April 13, 2009 at 1:53 pm
Dave Collingridge
Doc,
The issue of evolution being chance processes as a threat to theistic evolution is not a straw man; it is a legitimate argument that keeps getting brushed aside by people who cannot reconcile the two.
At is core, evolution is natural selection and random mutations. The changes you refer to (that are subject to environmental selection) are random. Random mutations is completely at odds with purposeful creation. God did not use random processes to create mankind; there are too many combinations possible for evolution to result in one desired outcome – mankind created in the image of God.
The best counter argument I’ve come across is that God managed natural selection to balance the random changes in His favor – a theoretically consistent argument, but one that lacks rigor.
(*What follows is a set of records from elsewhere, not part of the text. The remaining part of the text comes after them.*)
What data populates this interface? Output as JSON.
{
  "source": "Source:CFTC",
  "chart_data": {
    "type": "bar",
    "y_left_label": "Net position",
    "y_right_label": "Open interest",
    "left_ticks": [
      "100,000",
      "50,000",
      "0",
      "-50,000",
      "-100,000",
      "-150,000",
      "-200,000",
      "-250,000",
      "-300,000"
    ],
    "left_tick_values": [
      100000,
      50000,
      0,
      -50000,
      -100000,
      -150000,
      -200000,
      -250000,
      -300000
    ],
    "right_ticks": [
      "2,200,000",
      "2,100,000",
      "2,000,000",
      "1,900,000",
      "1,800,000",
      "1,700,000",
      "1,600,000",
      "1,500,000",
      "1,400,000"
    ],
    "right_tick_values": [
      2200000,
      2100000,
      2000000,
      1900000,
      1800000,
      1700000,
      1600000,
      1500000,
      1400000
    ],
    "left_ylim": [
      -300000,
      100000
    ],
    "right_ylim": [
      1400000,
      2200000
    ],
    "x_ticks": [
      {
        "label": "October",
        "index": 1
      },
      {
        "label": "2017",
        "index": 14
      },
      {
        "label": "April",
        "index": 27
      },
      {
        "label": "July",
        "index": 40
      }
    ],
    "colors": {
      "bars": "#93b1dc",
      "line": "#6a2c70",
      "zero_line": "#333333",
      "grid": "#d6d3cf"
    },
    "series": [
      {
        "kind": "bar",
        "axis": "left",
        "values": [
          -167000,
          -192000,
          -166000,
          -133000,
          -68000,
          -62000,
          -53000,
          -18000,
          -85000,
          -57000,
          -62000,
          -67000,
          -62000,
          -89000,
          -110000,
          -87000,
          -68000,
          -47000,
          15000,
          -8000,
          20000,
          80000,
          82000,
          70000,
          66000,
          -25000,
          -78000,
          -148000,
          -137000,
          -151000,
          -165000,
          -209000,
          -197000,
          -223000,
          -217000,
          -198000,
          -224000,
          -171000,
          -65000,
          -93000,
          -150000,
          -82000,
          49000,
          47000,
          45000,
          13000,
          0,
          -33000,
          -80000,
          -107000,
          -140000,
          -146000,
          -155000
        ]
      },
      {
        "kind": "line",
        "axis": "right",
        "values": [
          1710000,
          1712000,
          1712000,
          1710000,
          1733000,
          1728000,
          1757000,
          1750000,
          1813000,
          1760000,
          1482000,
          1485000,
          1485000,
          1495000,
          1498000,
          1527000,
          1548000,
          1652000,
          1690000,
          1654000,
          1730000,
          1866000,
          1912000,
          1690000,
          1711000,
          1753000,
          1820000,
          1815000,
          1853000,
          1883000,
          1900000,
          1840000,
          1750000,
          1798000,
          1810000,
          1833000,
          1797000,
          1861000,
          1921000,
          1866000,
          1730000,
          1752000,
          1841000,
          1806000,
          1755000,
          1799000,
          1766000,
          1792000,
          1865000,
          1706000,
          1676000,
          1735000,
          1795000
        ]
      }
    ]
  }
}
Why not just control the whole process, as He most certainly did?
Theistic evolutionists are operating within a theoretical framework that contradicts the random change mechanism that is fundamental to evolution. Human Genome Project chair Francis Collins even admits this concern in his book The Language of God.
April 13, 2009 at 2:34 pm
Doc
As I explained at your blog, Mutations can be random, the environmental pressures that decide if those random changes are useful and increase fitness, not random. If God were to manipulate those environments and pressures to create life, It is completely non random but appears so on the inside.
We have concrete examples of this in the game Spore. You are creating the organisms by changing the selective forces, even though the mutations are completely random. Thus, you are “playing God,” even in a game based entirely on evolution.
I don’t see the absolute necessity of conflict, you do. I think we will have to agree to disagree.
April 14, 2009 at 9:41 am
Dave Collingridge
Yes, two people who agree to disagree can still enjoy a sit down chat and a soda together.